“But I must see him,” said Gyges, anxiously.
“Inquire at the Praetorian Camp,” suggested the servant.
“I come from there,” said Gyges, as he feigned an important air.
“And no one could tell thee?”
“No one,” Gyges replied; but immediately added, “I am the bearer of important news.”
“Carry thy news to Sejanus. He can tell thee the whereabouts of my master. I know nothing,” said the servant, with increasing irritation.
“Then will I go to Sejanus,” said Gyges, as he walked away.
“I have learned nothing there,” he said to himself. “Truly, a servant of Lygdus would not know whither his master would go. Sejanus and his accomplices leave no traces. Ah! a charioteer’s mind works slowly on a clue to an infernal plot! But is this an infernal plot? Gannon wrote: ‘Have done wrong. Read a letter from L to S,’” A new idea suddenly entered the mind of Gyges. “The letter was from ‘L to S,’” he continued to reason. “Can it be that the ‘L’ is for Livilla? Psyche mentioned that name as we were walking together. Ay, I should have gone to the house of Drusus with my inquiry. I will go there immediately.”
There came to his mind, as he walked towards the Esquiline Hill, soothing recollections of the day spent with Psyche. He remembered her graceful dancing, the applause of the other dancers, and the praise of the master. He recalled her joyful exclamations as she passed the shops on the Via Sacra. Psyche’s childish delight at the sight of her new home came to him like the memory of a sweet melody. Like the iridescence of a sunbeam in a crystal dew-drop was the remembrance of the blissful moments spent with her amid the flowers of the peristyle. Again he felt the same pang that he felt when the dead fish checked the flow of the fountain. “But the fountain played again,” he said to himself. He recalled the walk into the Campagna, the meeting of the happy friends, and the walk to Psyche’s home. But suddenly the fearful events that had succeeded broke these happy recollections.
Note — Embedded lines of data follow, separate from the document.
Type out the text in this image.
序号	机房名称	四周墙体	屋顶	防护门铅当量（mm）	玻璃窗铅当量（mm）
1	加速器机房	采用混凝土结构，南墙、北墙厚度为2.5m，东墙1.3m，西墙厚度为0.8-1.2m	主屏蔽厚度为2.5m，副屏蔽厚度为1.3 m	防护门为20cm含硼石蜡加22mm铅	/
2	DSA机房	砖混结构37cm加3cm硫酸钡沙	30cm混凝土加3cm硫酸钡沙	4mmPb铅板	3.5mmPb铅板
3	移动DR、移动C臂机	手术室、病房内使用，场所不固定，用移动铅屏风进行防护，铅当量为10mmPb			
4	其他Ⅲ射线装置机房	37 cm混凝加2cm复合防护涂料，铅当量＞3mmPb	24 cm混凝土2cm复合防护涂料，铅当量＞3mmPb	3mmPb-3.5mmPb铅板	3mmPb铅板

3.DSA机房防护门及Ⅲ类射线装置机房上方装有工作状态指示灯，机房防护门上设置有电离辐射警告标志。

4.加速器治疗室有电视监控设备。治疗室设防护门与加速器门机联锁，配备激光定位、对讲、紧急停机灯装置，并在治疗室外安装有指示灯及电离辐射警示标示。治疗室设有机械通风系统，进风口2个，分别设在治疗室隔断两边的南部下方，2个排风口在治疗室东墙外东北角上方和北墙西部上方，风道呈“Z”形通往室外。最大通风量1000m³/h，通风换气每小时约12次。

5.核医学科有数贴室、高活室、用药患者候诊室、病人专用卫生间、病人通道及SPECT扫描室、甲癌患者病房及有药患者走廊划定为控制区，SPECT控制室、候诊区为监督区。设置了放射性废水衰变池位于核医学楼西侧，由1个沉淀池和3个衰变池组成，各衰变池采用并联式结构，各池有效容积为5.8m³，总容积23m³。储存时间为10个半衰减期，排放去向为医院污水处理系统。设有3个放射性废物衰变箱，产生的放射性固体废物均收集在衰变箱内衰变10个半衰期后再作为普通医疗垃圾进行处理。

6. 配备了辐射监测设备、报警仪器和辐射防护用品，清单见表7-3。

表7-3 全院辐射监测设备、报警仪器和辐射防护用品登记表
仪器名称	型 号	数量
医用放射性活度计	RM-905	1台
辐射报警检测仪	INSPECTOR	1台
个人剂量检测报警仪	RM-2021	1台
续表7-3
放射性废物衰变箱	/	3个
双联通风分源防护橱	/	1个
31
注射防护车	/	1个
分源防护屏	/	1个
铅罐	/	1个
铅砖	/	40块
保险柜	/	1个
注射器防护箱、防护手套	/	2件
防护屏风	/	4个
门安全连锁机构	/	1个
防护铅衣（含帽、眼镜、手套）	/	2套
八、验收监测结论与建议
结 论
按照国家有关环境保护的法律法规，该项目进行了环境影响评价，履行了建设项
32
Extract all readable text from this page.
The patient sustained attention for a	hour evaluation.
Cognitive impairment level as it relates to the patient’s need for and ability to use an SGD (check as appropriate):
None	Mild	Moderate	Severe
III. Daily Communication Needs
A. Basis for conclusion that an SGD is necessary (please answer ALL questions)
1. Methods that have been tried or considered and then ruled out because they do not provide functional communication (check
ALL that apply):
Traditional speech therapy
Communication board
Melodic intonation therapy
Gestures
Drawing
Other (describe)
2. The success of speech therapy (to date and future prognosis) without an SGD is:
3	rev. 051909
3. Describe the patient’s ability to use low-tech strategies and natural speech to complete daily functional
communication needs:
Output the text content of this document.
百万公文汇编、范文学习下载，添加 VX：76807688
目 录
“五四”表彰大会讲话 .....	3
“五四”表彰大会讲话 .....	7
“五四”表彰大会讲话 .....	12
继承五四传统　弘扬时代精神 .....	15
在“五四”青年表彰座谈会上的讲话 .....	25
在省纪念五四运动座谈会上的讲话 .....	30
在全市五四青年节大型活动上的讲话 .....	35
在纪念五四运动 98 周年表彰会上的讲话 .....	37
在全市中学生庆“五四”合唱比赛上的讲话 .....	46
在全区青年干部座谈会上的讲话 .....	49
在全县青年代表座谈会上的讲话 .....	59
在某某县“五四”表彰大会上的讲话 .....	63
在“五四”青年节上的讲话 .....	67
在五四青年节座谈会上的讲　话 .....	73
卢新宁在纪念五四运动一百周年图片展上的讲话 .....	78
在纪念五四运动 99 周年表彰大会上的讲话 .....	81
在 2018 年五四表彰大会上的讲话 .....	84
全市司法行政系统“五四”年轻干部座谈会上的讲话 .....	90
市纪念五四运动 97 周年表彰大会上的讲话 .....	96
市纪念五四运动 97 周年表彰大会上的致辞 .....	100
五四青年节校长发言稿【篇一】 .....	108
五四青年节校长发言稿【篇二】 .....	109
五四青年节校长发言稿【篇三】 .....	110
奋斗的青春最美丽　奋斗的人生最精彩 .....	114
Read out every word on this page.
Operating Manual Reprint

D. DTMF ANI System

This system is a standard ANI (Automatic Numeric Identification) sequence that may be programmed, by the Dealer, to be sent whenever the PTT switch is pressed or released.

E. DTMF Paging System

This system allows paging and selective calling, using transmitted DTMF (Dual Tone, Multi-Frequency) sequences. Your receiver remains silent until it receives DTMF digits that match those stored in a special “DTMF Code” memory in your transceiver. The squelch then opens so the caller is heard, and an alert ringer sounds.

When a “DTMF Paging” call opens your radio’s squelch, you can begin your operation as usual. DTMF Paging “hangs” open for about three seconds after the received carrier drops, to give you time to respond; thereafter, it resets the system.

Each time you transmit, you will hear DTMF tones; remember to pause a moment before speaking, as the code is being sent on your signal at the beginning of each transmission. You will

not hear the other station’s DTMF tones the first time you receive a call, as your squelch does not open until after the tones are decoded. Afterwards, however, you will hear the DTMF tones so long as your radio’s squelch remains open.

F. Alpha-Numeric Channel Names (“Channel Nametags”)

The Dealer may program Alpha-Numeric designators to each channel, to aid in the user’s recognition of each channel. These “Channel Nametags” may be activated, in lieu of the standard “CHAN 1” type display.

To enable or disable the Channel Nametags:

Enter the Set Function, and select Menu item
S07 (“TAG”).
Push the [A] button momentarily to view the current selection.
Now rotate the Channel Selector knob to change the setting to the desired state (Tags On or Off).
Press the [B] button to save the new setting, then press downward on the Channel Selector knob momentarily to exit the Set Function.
He remembered her surprise and fear at the sight of the soldiers, her nervousness as she requested a little time to go to her room, her courage when she heard the terrible news of Gannon’s death. He remembered how lovingly she had kissed Gannon’s tunic, how tenderly she had caressed the little scrap of cloth on which Gannon had painfully inscribed his last sad words to his family. He pictured her as she walked to the barracks, sad but not crushed. His last words to her were a caution against revealing any knowledge of the writing on Gannon’s tunic. She had replied, “I promise thee, O my Gyges.”